As the pandemic enters its third year, governments and citizens are increasingly learning to live with it. Many states, including California, Oregon, New Jersey, Connecticut, Delaware, New York, Illinois, Massachusetts and Rhode Island, have announced that rules requiring masks and/or proof of vaccination will end in March. Local governments and school boards, however, have the discretion to maintain their own requirements.

The announcements are a step towards getting back to normal, even though recently introduced cross-border vaccination mandates for truckers have sparked protests leading to the blockage of the busiest land border crossing between the United States and Canada. The slowdown at the Ambassador Bridge crossing has forced several automakers to halt or slow production due to delays in delivery schedules. As the border reopens and normal traffic resumes, these disruptions should dissipate.

Canada – Reopening plans finalized

This week, bond yields rose, driven by the impending rate hike cycle and an upside surprise on US consumer price inflation. Stocks managed to hold onto their gains on optimism that demand will rebound as public health restrictions are lifted.

First, in good news for the long-term economic outlook, the first estimates from the 2021 Canadian Census were released this week, showing that Canada’s population grew by 5.2% between 2016 and 2021 (1% per year) – a rate that puts it at the top. of the G-7 group. With immigration being the main driver of population growth, most of these gains occurred between 2016 and 2019, before the pandemic led to border closures and a reduction in international arrivals. Indeed, large population centers that rely heavily on newcomers have seen their population growth plummet when the pandemic put an end to international travel. For example, the census metropolitan area of ​​Toronto has seen its population growth slow from 1.4% in 2019/2020 to around 0.2% in 2020/2021. Unsurprisingly, amid public health restrictions, Statistics Canada noted that Toronto and Montreal saw record population outflows to surrounding areas in 2020/2021.

On the trade front, Tuesday’s release of international trade statistics showed that Canada’s trade balance was back in deficit in December (graph 1). Electronic and electrical equipment and parts (+16.2%) and motor vehicles and parts (+5.1%) pushed up imports in the month, partly due to restocking after difficulties in obtaining supplies earlier in the year. Nominal exports, meanwhile, were dragged down by a sharp drop in energy products, as prices fell.

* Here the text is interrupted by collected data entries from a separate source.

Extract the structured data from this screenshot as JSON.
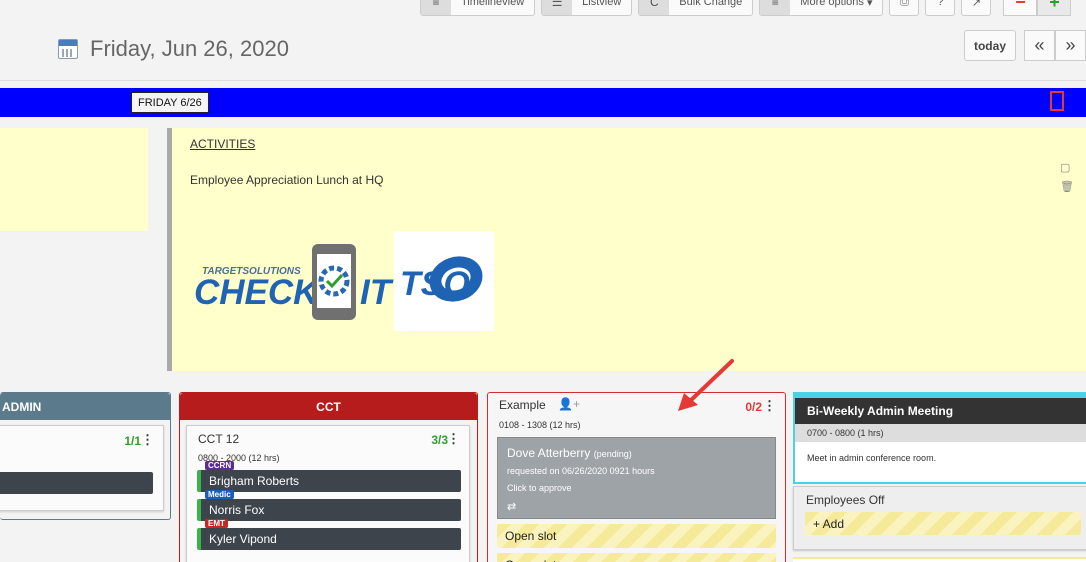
{
  "toolbar": {
    "timeline_label": "Timelineview",
    "list_label": "Listview",
    "bulk_label": "Bulk Change",
    "more_label": "More options",
    "print_icon": "print-icon",
    "help_icon": "help-icon",
    "expand_icon": "expand-icon",
    "zoom_out": "−",
    "zoom_in": "+"
  },
  "header": {
    "date_title": "Friday, Jun 26, 2020",
    "today_label": "today",
    "prev_label": "«",
    "next_label": "»"
  },
  "daybar": {
    "label": "FRIDAY 6/26",
    "color": "#0000ff"
  },
  "activities": {
    "heading": "ACTIVITIES",
    "text": "Employee Appreciation Lunch at HQ",
    "logo_small": "TARGETSOLUTIONS",
    "logo_big_left": "CHECK",
    "logo_big_right": "IT",
    "logo_tso": "TSO"
  },
  "columns": {
    "admin": {
      "title": "ADMIN",
      "count": "1/1"
    },
    "cct": {
      "title": "CCT",
      "shift_title": "CCT 12",
      "count": "3/3",
      "hours": "0800 - 2000 (12 hrs)",
      "people": [
        {
          "name": "Brigham Roberts",
          "tag": "CCRN"
        },
        {
          "name": "Norris Fox",
          "tag": "Medic"
        },
        {
          "name": "Kyler Vipond",
          "tag": "EMT"
        }
      ]
    },
    "example": {
      "title": "Example",
      "count": "0/2",
      "hours": "0108 - 1308 (12 hrs)",
      "pending_name": "Dove Atterberry",
      "pending_status": "(pending)",
      "requested": "requested on 06/26/2020 0921 hours",
      "approve": "Click to approve",
      "open_slot": "Open slot",
      "second_slot": "Open slot"
    },
    "meeting": {
      "title": "Bi-Weekly Admin Meeting",
      "time": "0700 - 0800 (1 hrs)",
      "desc": "Meet in admin conference room.",
      "off_title": "Employees Off",
      "add_label": "+ Add"
    }
  }
}
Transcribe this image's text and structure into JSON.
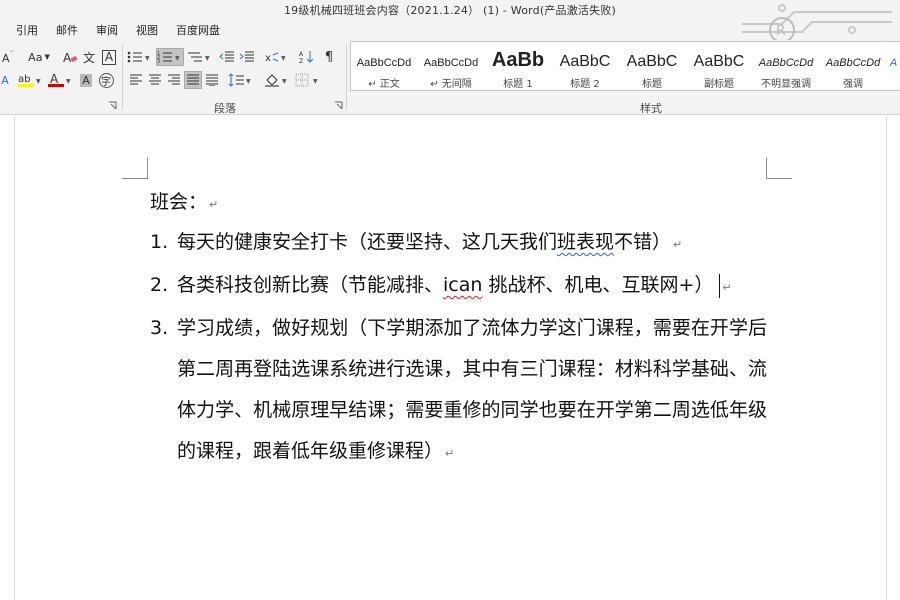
{
  "window": {
    "title": "19级机械四班班会内容（2021.1.24） (1) - Word(产品激活失败)"
  },
  "menu": {
    "items": [
      "引用",
      "邮件",
      "审阅",
      "视图",
      "百度网盘"
    ]
  },
  "ribbon": {
    "font_group": {
      "font_size_glyph": "Aa",
      "clear_format_glyph": "A",
      "phonetic_glyph": "文",
      "char_border_glyph": "A",
      "font_color_glyph": "A",
      "char_shading_glyph": "A",
      "enclose_glyph": "字",
      "highlight_color": "#ffff00",
      "font_color": "#d00000"
    },
    "paragraph_group": {
      "label": "段落"
    },
    "styles_group": {
      "label": "样式",
      "styles": [
        {
          "preview": "AaBbCcDd",
          "name": "↵ 正文"
        },
        {
          "preview": "AaBbCcDd",
          "name": "↵ 无间隔"
        },
        {
          "preview": "AaBb",
          "name": "标题 1"
        },
        {
          "preview": "AaBbC",
          "name": "标题 2"
        },
        {
          "preview": "AaBbC",
          "name": "标题"
        },
        {
          "preview": "AaBbC",
          "name": "副标题"
        },
        {
          "preview": "AaBbCcDd",
          "name": "不明显强调"
        },
        {
          "preview": "AaBbCcDd",
          "name": "强调"
        },
        {
          "preview": "A",
          "name": ""
        }
      ]
    }
  },
  "document": {
    "heading": "班会：",
    "items": [
      {
        "number": "1.",
        "text_a": "每天的健康安全打卡（还要坚持、这几天我们",
        "text_flag": "班表现",
        "text_b": "不错）"
      },
      {
        "number": "2.",
        "text_a": "各类科技创新比赛（节能减排、",
        "text_flag": "ican",
        "text_b": " 挑战杯、机电、互联网+）"
      },
      {
        "number": "3.",
        "text": "学习成绩，做好规划（下学期添加了流体力学这门课程，需要在开学后第二周再登陆选课系统进行选课，其中有三门课程：材料科学基础、流体力学、机械原理早结课；需要重修的同学也要在开学第二周选低年级的课程，跟着低年级重修课程）"
      }
    ],
    "paragraph_mark": "↵"
  }
}
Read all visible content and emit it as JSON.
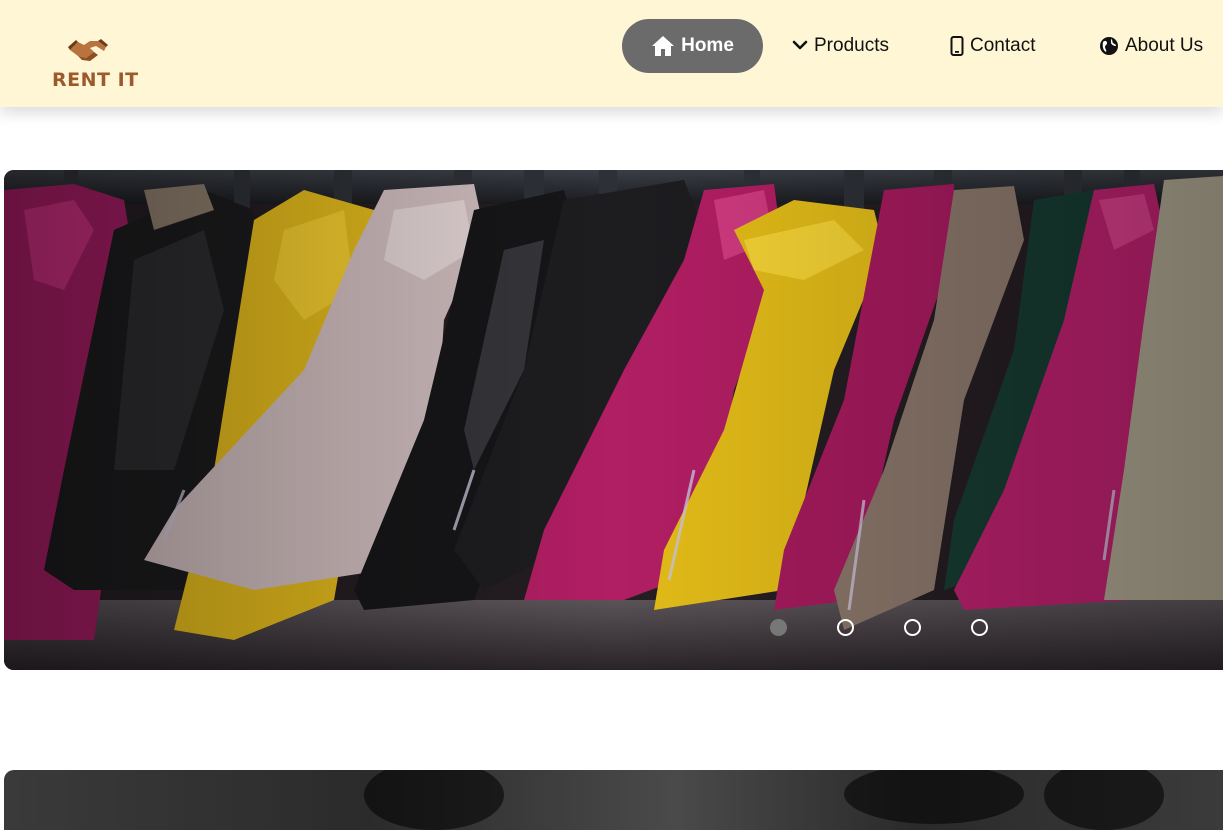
{
  "brand": {
    "name": "RENT IT",
    "logo_icon": "handshake-icon",
    "logo_color": "#9a5a2c"
  },
  "nav": {
    "items": [
      {
        "label": "Home",
        "icon": "home-icon",
        "active": true
      },
      {
        "label": "Products",
        "icon": "chevron-down-icon",
        "active": false
      },
      {
        "label": "Contact",
        "icon": "smartphone-icon",
        "active": false
      },
      {
        "label": "About Us",
        "icon": "globe-icon",
        "active": false
      }
    ]
  },
  "hero": {
    "image": "leather-jackets-on-rack",
    "slide_count": 4,
    "active_slide": 1
  },
  "colors": {
    "header_bg": "#fff6d6",
    "active_nav_bg": "#6b6b6b",
    "dot_active": "#777777"
  }
}
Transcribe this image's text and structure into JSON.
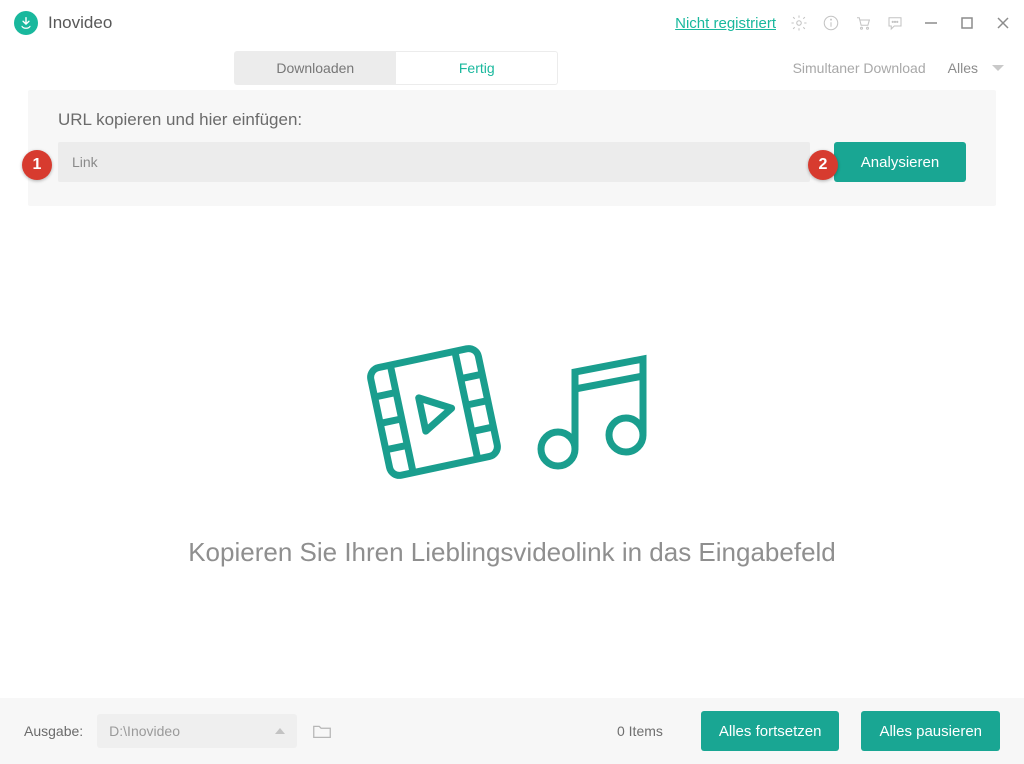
{
  "titlebar": {
    "app_name": "Inovideo",
    "not_registered": "Nicht registriert"
  },
  "tabs": {
    "download": "Downloaden",
    "finished": "Fertig"
  },
  "simul": {
    "label": "Simultaner Download",
    "value": "Alles"
  },
  "url_panel": {
    "instruction": "URL kopieren und hier einfügen:",
    "placeholder": "Link",
    "analyze": "Analysieren"
  },
  "callouts": {
    "one": "1",
    "two": "2"
  },
  "empty": {
    "message": "Kopieren Sie Ihren Lieblingsvideolink in das Eingabefeld"
  },
  "bottom": {
    "output_label": "Ausgabe:",
    "output_path": "D:\\Inovideo",
    "items_count": "0 Items",
    "resume_all": "Alles fortsetzen",
    "pause_all": "Alles pausieren"
  },
  "icons": {
    "settings": "settings",
    "info": "info",
    "cart": "cart",
    "feedback": "feedback"
  }
}
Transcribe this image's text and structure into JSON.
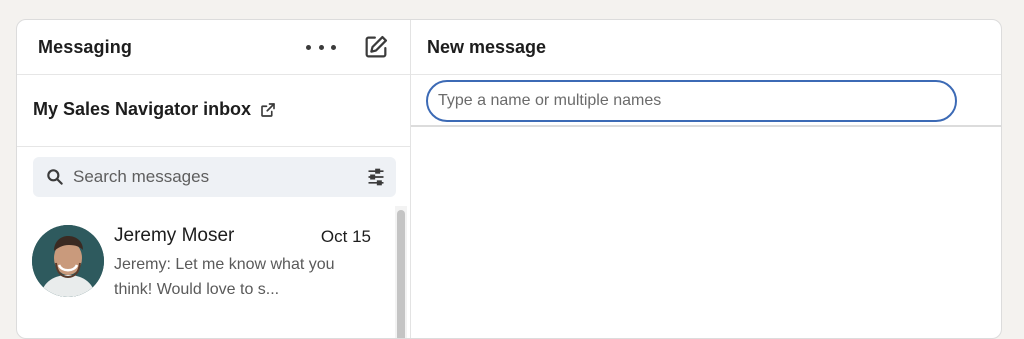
{
  "messaging": {
    "title": "Messaging",
    "inbox_label": "My Sales Navigator inbox",
    "search": {
      "placeholder": "Search messages",
      "value": ""
    },
    "conversations": [
      {
        "name": "Jeremy Moser",
        "date": "Oct 15",
        "preview": "Jeremy: Let me know what you think! Would love to s..."
      }
    ]
  },
  "compose": {
    "title": "New message",
    "recipient": {
      "placeholder": "Type a name or multiple names",
      "value": ""
    }
  },
  "icons": {
    "more": "more-horizontal-icon",
    "compose": "compose-icon",
    "external_link": "external-link-icon",
    "search": "search-icon",
    "filter": "filter-sliders-icon"
  },
  "colors": {
    "focus_ring": "#3c6ab5",
    "search_bg": "#eef1f5",
    "page_bg": "#f4f2ef"
  }
}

Yet perhaps the most important news this week came from provincial leaders who began announcing plans to roll back public health restrictions. On Wednesday, Alberta ended its vaccination mandates and Saskatchewan is expected to follow on Feb. 14. Prince Edward Island has set February 17 as the start date for its easing, while Quebec will increase seating limits in restaurants this weekend. These measures mark the beginning of the economic reopening which should help stimulate consumer activity. As the services sector reopens, spending will continue to shift away from goods, easing some of the pressures on supply chains that have driven inflation higher.

Indeed, these are the dynamics that Bank of Canada (BoC) Governor Macklem spoke about during his speech to the Canadian Chamber of Commerce on Wednesday. The Bank of Canada estimates that easing supply chain constraints will help bring inflation down to “around 3% by the end of the year.” However, the Bank of Canada’s target inflation rate is 2%, and to achieve price growth the rest of the way, interest rates will rise. As Governor Macklem noted, “a significant shift in monetary policy” is underway.